Question

A monument is built out of toothpicks. There are 25 rows and each row has eight more toothpicks than the row above. The top row has five toothpicks.
How many toothpicks are on the bottom row?

Answer 1

naming the top row as the first row, and the bottommost as the 25th row.

Since row 1 has 5 toothpicks.
row 2 has 5+8 = 13
row 3...


instead of just listing on and on, just derive a formula.

No. of toothpicks in nth row = 5 + (n-1)*8

Then solve accordingly, ( i will cut short my work as michael guides you along)

Answer 2

thats extremely completcated? your useing subscripts and all i need an easier example

Answer 3

hi, to try and solve it simply. Think of the top row as being = 5 + (0 x 8) and the second row as being = 5 + (1 x 8) ... if you keep going you can see that there are 25 rows and so they will keep increasing until the bottom row will be = 5 + (24 x 8) and that should give you your answer. Why isn't the bottom row = 5 + (25 X 8)? well thats because you only start adding the 8's from the second row

Answer 4

I'm sorry, I thought you needed the total number of toothpicks in the monument. My mistake.

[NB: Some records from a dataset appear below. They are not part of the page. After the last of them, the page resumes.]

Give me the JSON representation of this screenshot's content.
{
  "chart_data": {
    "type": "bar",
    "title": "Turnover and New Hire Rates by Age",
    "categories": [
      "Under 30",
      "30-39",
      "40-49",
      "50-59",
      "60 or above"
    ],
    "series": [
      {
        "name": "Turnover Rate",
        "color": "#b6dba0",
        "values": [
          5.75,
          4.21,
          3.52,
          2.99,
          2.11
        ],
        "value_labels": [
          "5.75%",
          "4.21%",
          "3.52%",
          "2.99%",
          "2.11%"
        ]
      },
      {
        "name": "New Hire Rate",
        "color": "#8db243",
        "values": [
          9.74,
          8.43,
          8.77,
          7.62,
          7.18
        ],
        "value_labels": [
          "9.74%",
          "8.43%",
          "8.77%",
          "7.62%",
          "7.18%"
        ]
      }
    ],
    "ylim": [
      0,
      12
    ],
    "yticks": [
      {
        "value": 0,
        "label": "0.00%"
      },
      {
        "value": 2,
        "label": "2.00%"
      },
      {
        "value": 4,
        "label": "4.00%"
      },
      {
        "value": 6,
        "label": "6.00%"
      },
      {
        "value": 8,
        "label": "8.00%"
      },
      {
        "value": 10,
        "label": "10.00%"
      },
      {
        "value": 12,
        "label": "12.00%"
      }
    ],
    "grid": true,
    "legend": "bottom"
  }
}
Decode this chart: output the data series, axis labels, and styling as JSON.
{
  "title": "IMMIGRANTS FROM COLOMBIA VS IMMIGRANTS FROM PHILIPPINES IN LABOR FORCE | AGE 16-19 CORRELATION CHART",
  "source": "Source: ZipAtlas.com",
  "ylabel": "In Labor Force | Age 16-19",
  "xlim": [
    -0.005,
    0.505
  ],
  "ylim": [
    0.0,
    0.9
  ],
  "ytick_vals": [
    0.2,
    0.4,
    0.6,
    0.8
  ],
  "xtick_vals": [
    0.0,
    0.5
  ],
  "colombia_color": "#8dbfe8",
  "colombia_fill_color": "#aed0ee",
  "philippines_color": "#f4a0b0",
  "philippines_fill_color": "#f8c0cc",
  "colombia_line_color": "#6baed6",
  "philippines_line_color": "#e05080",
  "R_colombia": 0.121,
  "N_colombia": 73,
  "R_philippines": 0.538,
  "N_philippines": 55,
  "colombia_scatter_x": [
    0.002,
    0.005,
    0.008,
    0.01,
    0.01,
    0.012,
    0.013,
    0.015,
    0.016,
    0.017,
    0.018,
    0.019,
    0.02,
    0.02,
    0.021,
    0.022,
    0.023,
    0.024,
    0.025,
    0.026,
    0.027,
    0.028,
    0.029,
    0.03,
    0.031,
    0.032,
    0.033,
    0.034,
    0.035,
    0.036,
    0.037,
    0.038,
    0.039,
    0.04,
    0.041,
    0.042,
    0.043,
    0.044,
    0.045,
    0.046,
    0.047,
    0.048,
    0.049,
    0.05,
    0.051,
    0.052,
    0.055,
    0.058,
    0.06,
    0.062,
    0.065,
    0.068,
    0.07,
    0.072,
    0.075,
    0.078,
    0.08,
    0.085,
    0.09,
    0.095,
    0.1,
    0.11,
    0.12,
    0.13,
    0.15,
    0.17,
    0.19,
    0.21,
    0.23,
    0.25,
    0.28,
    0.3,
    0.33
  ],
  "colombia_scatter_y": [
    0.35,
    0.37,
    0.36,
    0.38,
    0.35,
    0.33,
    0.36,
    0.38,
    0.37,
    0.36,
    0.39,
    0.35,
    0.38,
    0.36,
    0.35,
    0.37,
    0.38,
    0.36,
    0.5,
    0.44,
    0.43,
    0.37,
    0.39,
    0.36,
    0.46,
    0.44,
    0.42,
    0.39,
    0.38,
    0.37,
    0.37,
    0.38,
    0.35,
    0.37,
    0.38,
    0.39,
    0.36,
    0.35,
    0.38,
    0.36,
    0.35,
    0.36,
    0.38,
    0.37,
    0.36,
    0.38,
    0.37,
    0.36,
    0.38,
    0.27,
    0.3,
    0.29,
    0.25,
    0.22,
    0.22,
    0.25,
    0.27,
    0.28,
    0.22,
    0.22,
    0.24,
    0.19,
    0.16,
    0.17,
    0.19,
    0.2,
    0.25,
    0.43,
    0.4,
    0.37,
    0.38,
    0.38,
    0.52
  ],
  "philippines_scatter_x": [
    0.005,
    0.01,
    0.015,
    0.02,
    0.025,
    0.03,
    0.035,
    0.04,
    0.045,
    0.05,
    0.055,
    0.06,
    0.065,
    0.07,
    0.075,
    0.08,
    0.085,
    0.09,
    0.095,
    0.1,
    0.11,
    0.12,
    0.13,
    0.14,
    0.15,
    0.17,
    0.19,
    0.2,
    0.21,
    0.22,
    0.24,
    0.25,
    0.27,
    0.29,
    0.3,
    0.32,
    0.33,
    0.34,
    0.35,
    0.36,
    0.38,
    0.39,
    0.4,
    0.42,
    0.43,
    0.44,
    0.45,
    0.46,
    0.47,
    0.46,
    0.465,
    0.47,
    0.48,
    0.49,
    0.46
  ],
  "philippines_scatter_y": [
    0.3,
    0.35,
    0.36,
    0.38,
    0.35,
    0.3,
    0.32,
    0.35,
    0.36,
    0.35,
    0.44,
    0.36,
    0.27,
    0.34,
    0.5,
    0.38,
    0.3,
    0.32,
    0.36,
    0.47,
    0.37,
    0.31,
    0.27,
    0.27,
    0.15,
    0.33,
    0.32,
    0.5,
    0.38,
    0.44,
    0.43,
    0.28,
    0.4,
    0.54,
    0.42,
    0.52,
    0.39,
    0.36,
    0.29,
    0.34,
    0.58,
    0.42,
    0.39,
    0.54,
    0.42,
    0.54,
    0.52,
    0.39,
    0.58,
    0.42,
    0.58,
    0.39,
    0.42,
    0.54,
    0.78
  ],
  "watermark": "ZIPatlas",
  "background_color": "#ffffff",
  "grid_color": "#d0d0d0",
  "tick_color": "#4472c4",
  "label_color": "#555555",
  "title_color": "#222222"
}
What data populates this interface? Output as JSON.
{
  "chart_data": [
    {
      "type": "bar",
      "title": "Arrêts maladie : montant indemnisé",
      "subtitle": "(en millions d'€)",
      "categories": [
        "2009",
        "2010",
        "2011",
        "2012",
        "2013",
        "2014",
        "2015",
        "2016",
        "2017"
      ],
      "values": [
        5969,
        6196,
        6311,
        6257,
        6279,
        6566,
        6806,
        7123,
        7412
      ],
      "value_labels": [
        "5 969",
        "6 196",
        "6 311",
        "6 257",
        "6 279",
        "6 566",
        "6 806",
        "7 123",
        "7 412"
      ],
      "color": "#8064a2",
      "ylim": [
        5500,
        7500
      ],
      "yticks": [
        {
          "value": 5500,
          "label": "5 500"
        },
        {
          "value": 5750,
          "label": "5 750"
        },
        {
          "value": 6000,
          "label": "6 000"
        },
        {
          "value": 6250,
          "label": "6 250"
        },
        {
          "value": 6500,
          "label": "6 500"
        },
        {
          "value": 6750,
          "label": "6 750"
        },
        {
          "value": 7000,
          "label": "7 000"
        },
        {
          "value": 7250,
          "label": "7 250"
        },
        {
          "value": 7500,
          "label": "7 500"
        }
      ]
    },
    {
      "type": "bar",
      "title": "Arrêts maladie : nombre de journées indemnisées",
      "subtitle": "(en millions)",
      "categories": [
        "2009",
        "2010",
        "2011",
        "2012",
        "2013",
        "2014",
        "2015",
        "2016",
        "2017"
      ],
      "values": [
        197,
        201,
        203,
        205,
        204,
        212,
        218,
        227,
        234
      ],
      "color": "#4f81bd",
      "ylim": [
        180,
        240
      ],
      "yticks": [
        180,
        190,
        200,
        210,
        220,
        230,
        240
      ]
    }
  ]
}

The number of toothpicks in a row is achieved with \[5 + (n - 1)( 8)\] where n is the number of rows.

Answer 5

so would n equal 36?

Answer 6

no, he was using n to stand for the row that you wanted to find the answer for so, if you want to find answer on 25th row then use his equation and put 25 instead of n ie 5+ (25-1) x (8) = your answer. it is done this way so that if you wanted to find the number of toothpicks on the 17th row you could get that too, just by replacing n with 17 :)

Answer 7

197? i got 197

Answer 8

Yupeeee!
From @Mattd's instruction: 5+ (25-1) x (8) = your answer
It's arithmetic sequence with:
a1 = 5, n = 25, d = 8
=> a_25 = a_1 + 24 * d = .... = 197